Retail Ecommerce Ventures (REV), which owns Pier 1, Dressbarn, and Modell's Sporting Goods, will buy the bankrupt Stein Mart chain of department stores.
The company said it would pay $6.02 million for the Stein Mart logo and brand and its brands, domain names, social media assets, and various customer information.
Stein Mart, a discount clothing chain headquartered in Jacksonville, Florida, filed a bankruptcy suit in August. The company had been experiencing financial difficulties for quite some time. The Coronavirus pandemic proved to be an insurmountable obstacle. The chain was forced to close all its 281 outlets and put up for auctioning its intellectual property.
REV representatives are confident that they will be able to restart Stein Mart next year. The company believes that the U.S. market for discounted clothing will recover quickly after the start of mass vaccinations. And Wall Street seems to share this view, as stocks of discount retailers are growing. For example, TJX Companies' shares have increased by 27% compared to last month. Ross shares have gained 30% in price, and Burlington securities have grown almost 14% in the previous month.

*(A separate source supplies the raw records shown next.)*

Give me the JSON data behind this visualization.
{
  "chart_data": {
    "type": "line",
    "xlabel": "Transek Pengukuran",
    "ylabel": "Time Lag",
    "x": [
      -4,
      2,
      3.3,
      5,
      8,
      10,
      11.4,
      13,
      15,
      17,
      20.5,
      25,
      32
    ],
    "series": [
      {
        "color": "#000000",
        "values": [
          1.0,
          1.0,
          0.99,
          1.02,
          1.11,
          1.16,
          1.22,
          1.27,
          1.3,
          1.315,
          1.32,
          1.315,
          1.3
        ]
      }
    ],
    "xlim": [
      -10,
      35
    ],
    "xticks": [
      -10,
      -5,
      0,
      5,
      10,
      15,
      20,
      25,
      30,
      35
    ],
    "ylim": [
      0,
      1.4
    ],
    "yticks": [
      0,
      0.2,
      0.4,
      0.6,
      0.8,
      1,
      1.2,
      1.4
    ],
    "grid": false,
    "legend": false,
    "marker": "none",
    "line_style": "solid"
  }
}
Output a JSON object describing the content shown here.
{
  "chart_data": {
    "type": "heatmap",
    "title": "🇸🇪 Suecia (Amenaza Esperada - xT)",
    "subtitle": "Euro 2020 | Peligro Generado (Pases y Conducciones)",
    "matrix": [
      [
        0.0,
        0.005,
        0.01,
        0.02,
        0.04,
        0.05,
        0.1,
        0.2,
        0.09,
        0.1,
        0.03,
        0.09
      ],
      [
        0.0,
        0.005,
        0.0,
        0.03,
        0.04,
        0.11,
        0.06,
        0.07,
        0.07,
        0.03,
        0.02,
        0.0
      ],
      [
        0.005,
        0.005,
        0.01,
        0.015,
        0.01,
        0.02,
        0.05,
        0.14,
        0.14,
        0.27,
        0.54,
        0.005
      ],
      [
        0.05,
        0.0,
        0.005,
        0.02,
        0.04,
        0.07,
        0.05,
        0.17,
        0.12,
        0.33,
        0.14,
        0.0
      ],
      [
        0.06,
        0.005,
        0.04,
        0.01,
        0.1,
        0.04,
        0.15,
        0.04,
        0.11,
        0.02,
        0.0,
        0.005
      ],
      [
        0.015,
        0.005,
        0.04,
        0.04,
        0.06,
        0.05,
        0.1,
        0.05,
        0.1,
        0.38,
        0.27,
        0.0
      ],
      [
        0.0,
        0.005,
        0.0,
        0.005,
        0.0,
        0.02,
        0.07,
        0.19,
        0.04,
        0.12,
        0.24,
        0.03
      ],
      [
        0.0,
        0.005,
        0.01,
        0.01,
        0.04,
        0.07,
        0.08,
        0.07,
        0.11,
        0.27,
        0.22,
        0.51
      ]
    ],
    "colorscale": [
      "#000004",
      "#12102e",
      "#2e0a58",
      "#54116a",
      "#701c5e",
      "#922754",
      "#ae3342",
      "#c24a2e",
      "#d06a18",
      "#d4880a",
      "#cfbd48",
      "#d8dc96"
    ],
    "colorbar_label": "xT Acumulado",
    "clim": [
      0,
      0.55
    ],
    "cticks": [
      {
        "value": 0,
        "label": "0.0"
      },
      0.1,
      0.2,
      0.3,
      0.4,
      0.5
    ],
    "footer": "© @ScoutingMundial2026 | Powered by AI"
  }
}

The main mistake of all U.S. discount retailers (including the bankrupt Stein Mart) was that they all preferred to work the old way, completely ignoring the rapid development of technology and e-commerce. Marshalls, a chain of department stores owned by TJX Companies, launched a website just last month. With this approach, financial difficulties were inevitable, and the coronavirus pandemic only accelerated events.
REV hopes to make a digital restart of Stein Mart and attract its loyal customer base in southeast Texas, Arizona, and California, where its stores are mostly located. The brand was founded back in 1908, and several generations of customers used its services. The retail chain is well known and respected.
Today, REV has multiple brands in the U.S., Canada, India, Australia, Europe, and China, which generate, according to the official statement, more than $1 billion in sales. At the same time, the company's strategy is to acquire existing ones experiencing financial difficulties instead of creating new ones. And now REV representatives are busy looking for opportunities for new such deals, most of which were made possible thanks to a coronavirus and the resulting economic difficulties.